Archivist Recovers a Picture of a Young FDR
Michael Horsley was in the middle of a long day scanning glass plate negatives at the National Archives’ Digital Imaging Lab in College Park, Maryland, when a single caption leapt out from among the hundreds whizzing across his monitor: “Laying the Keel of U.S.S Battleship No. 39 Arrival of Asst. Scty [sic] F.D. Roosevelt, & Others.” In that instant, Horsley’s brain fired that there was something there, and he asked his colleague to go back through the images that had passed by to find it again.
Horsley got a closer look at the image. A man in the foreground on scaffolding, watching a group of dignitaries pass below. “Striding confidently in the front of the group,” Horsley writes on the Archives’ blog, NARAtions, ”was a smiling figure wearing a stylish derby hat with his head cocked staring straight at the camera.” Could it be the future president? Horsley knew that at some point Roosevelt had contracted polio and used a wheelchair thereafter, but he wasn’t sure when that had occurred. Could this photo show Roosevelt walking? […]
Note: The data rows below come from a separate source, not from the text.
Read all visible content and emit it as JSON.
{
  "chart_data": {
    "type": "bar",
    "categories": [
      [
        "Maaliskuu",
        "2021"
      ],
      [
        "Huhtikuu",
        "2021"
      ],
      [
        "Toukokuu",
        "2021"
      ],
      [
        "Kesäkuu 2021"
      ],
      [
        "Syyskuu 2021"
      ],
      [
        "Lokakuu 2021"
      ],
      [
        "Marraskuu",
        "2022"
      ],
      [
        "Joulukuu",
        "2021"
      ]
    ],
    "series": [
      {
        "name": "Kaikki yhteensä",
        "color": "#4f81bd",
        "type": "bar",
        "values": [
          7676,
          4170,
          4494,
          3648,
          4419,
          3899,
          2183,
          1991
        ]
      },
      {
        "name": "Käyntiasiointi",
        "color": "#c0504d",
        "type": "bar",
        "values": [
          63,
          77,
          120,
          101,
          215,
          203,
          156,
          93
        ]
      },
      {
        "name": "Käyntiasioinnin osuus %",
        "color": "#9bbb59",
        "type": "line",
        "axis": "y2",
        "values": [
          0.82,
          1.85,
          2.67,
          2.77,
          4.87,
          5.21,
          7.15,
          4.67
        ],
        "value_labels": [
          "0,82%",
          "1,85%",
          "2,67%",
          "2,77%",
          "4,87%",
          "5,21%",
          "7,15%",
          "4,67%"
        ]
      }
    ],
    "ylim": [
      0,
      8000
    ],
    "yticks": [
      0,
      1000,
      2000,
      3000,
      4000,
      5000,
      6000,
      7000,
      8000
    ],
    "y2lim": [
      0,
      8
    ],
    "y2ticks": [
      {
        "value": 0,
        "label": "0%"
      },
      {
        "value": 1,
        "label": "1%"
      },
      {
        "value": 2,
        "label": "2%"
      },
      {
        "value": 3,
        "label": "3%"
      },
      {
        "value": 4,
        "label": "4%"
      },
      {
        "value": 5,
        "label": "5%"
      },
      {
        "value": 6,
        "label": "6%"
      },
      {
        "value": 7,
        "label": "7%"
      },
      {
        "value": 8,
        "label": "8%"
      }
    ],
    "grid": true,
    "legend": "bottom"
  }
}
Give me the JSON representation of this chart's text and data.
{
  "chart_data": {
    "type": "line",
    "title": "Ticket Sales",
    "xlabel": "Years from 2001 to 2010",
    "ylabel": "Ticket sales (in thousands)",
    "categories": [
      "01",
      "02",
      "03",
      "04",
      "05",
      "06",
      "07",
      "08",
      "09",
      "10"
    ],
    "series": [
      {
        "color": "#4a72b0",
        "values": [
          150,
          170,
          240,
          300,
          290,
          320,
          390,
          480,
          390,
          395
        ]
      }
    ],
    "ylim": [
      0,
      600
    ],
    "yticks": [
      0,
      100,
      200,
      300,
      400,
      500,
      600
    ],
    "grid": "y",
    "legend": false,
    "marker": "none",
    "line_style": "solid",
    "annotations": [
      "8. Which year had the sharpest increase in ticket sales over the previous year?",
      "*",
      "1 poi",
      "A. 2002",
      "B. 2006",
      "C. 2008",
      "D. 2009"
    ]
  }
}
When Horsley googled “FDR” and the “Brooklyn Navy Yard”, he was able to confirm the then-assistant secretary’s Navy Yard visit during the keel-laying ceremony on the day the photograph was taken, March 16, 1914. The figure was FDR. […]
The stories of this man and this ship would intersect again, less than three decades later, when Roosevelt took to the airwaves to announce to the nation the attack on Pearl Harbor. One of the ships that sunk that day was the Battleship Arizona, or “Battleship No. 39,” as it is labeled in the picture.